For the past year, our 18 month old has gone to sleep within an hour of getting home from daycare. On the best weekdays, I have about two hours with her, and half of that is in the car. Subsequently, I feel like I have to make the most out of every moment when we’re together. I could talk about my Mom Guilt when I go grocery shopping or clean the house on weekends while daddy takes her for a walk, but for now, we’ll focus on what has been a secret source of pride for me…bedtime.
Until last month, I never missed a bedtime that I was in town.
Caroline goes to bed early, so it has been easy to do Date Night or Errand Night or Mommy-Needs-A-Facial night without feeling any guilt about being gone. Schedule any of the above after 6:15 PM, and we are good to go.
I’ve even missed bedtimes when out of town, and neither Caroline nor I had any problems with the change in routine.

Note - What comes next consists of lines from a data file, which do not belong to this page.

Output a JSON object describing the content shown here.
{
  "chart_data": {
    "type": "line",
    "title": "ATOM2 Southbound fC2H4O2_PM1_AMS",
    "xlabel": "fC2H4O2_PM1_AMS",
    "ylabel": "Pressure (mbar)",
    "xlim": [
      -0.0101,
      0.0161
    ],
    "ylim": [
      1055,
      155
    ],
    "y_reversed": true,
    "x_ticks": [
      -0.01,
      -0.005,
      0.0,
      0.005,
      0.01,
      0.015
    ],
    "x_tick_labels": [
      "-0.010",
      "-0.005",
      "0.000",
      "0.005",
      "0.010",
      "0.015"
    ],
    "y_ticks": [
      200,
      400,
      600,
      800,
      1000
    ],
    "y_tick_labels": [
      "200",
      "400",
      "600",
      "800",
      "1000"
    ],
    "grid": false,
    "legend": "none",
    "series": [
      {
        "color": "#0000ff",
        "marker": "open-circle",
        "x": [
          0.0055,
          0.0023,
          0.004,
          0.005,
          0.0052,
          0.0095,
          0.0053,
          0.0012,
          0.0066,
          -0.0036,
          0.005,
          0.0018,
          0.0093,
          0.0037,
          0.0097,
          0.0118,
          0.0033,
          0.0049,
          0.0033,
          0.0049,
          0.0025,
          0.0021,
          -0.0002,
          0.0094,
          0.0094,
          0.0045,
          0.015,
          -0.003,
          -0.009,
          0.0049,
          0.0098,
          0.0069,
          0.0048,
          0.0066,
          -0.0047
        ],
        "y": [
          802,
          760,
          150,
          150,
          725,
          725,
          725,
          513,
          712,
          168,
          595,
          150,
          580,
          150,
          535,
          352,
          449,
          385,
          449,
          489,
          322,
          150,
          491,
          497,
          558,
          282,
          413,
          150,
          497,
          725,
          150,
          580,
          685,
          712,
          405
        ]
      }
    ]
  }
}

In fact, the first two bedtimes I missed were when I was still nursing, and those went off without a hitch (and mommy enjoyed a full night’s sleep!).
Despite having grandparents down the street and other wonderful babysitters who have offered to do the dinner and bedtime routine, we have made being home for bedtime a priority when work and travel has allowed it. But last month, I had to miss two bedtimes in a row.
My job requires I be on call during extreme weather, and I was at work one Sunday until 9:00 PM, three hours after bedtime. The very next day was an event that I had to attend that began at 5:30 PM. And do you know what happened?
I was fine. Caroline was fine.
I wasn’t thrilled to be at work at 9:00 PM on a Sunday, and my preference for the other event would have been earlier in the day. I missed getting to snuggle during story time, and once home leaped at the chance to return a tossed wubbanub just to rub my girl’s back and give her a kiss. But I did what needed done for my job and other commitments, I had complete faith in Daddy to handle the bedtime routine, and everything was completely fine.
There is a certain measure of freedom in having been forced to release control over bedtime. Two months ago, I would have said “no” to attending an upcoming engagement party for dear friends in Northern Virginia. Now, pending finalizing a babysitter, we’re going. Two months ago, I would have been torn about attending the Richmond Moms Blog Launch Party. Now I’m looking forward to it without guilt.
Snuggling in our rocker and reading a story is still one of my favorite things to do with Caroline, and I’ll continue to make it a priority. But for the times I need to be away, I’ll know that we will both be just fine.